Речь по делу Ольги Палем

Адвокат Карабчевский Н. П.

Составить себе вполне определенное понятие о том, что за личность Кандинский, довольно мудрено. Мы имеем даже собствен­норучные его послания и к Палем, и к покойному Довнару, но, к сожалению, в них слишком много говорится «о погоде». Во всяком случае, это, что называется, человек в высшей степени «коррект­ный». Слишком глубоко и откровенно ставить вопросы он не лю­бит; но раз вопрос назрел сам собой, он пытается разрешить его по возможности «прилично», то есть все-таки по-человечески. И на том спасибо!

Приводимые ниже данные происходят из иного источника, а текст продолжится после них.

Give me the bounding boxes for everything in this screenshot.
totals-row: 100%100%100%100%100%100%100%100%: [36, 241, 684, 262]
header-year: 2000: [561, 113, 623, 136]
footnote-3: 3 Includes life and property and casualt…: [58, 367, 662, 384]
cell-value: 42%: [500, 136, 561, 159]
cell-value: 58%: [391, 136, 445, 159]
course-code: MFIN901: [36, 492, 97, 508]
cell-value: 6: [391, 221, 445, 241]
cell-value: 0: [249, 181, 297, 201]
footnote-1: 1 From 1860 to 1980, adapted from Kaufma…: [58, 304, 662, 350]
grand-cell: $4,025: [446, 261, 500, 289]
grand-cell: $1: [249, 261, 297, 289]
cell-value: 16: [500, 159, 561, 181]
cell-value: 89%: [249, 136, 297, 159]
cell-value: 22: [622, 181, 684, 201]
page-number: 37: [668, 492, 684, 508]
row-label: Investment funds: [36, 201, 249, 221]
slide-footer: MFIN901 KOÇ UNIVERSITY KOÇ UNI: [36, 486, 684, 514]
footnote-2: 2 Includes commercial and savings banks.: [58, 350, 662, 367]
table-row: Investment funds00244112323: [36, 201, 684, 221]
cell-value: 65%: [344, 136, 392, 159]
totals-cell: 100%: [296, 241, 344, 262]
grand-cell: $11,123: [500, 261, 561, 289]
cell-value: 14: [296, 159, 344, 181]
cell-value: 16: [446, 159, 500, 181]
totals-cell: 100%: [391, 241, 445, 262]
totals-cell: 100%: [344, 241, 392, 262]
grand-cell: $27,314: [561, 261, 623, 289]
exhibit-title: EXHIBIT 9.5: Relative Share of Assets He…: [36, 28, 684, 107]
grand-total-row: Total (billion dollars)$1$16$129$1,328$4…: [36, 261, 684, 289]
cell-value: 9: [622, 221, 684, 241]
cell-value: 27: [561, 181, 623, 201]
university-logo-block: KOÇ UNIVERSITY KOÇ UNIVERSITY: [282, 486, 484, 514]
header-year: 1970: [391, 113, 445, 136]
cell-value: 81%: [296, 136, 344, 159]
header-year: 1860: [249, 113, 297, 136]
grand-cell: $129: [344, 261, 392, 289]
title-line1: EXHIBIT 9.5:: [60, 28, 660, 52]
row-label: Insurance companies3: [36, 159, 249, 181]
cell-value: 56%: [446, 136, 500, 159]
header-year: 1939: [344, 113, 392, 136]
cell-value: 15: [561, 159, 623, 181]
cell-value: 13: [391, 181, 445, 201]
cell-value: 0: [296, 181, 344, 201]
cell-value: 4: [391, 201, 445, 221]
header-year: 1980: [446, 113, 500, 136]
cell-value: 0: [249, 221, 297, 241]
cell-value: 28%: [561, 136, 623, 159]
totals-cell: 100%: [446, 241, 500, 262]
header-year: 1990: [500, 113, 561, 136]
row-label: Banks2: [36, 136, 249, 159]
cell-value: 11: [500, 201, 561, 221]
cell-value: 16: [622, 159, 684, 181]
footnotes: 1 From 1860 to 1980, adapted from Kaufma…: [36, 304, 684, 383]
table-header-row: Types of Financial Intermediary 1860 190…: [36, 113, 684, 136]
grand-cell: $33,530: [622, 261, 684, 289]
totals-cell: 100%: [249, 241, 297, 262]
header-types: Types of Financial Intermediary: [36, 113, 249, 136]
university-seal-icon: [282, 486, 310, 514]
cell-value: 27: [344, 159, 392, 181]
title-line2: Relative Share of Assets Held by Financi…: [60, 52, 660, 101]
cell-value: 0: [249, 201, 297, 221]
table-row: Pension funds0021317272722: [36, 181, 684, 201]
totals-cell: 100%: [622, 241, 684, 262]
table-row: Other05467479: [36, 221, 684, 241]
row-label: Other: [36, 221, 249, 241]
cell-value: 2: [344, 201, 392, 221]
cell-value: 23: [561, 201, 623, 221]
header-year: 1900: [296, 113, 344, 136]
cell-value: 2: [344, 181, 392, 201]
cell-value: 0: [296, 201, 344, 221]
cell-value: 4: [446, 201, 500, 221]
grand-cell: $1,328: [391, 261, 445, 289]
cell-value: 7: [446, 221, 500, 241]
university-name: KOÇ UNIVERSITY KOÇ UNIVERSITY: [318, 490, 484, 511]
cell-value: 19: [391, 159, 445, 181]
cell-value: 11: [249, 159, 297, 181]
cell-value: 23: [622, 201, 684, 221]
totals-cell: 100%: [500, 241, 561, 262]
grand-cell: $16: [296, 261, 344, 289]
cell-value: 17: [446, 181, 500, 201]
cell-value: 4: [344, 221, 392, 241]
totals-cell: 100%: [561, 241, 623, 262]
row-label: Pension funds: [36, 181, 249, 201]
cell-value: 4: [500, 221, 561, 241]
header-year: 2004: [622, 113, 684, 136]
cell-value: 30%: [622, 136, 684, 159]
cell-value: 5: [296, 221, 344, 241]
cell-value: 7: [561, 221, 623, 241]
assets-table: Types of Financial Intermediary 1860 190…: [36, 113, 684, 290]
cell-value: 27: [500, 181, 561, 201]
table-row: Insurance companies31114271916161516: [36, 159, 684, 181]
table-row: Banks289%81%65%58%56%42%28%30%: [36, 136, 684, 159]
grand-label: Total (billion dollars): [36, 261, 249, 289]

В лице Палем он, разумеется, не нашел и не мог найти того, чего искал. Ему, деловому и занятому человеку, заезжавшему «отдохнуть» к своей возлюбленной между двумя комиссейскими заседаниями или по дороге из конторы на биржу, требовалось сов­сем иное. Своим постоянным нравственным беспокойством, своими нервными приступами и чувством неудовлетворенности она и его «расстраивала», делала его нервным, беспокойным, чуть не боль­ным. На выручку пришел его добрый приятель, открытая и чест­ная душа, — полковник Калемин. Он порешил, что это надо «ула­дить» и действительно уладил все ко взаимному удовольствию. По его словам, с «Ольгой Васильевной» (Палем), которую он хо­рошо узнал за эти два года, «добрым и ласковым словом можно было проделать решительно все, что угодно». Решено было, что в интересах здоровья и общего нравственного благополучия Палем и Кандинский должны расстаться. При этом бравый полковник по­решил, что его приятель должен «навсегда обеспечить» молодую, одинокую, брошенную на произвол житейских превратностей де­вушку. Он вручил некоторую сумму денег, на первых порах что-то около двух тысяч, в получении которой Палем дала приблизитель­но такую расписку: «Получила то, что мне обещал Кандинский; никаких претензий не имею». Это — деловая аккуратность, при­сущая бухгалтерскому складу ума Кандинского. На все у него имеются номерки, расписки, квитанции. Все его выдачи Палем и даже Довнару проведены по его «торговым книгам».

В сущности, подобная расписка, выданная притом несовершен­нолетней, от возможности заявления «претензий» отнюдь не ограж­дала. Если бы Палем были присущи какие-либо своекорыстные, не говорю уже «шантажные», стремления, она в то время с большим юридическим основанием, чем когда-либо, могла бы возбудить Дело об обольщении несовершеннолетней, сопровождая его всевоз­можными денежными требованиями. Ни о чем подобном даже мысли не возникало. Калемин «отечески» и «дружески» сам уговаривал ее не отказываться от денежного вспомоществования, предназначенного ей Кандинским. Это подтвердил свидетель Кале­мин здесь, на суде, как равным образом удостоверял он и то, что Кандинский нравственно считает себя обязанным и поныне, при всяких тяжелых для Палем обстоятельствах, приходить ей на по­мощь.

После разрыва той любовной связи, которая только тяготила обоих, между Палем и Кандинским установились, по-видимому, гораздо более дружеские, более человеческие отношения. Письма их дышат непринужденной нежностью и приязнью. Она называет его «милым котом», иногда «котом сибирским»; он ее — «милым Марусенком» или просто «Марусенком», а то еще, по ее еврейско­му имени «Меня» или «Мариама», которое ему больше нравилось.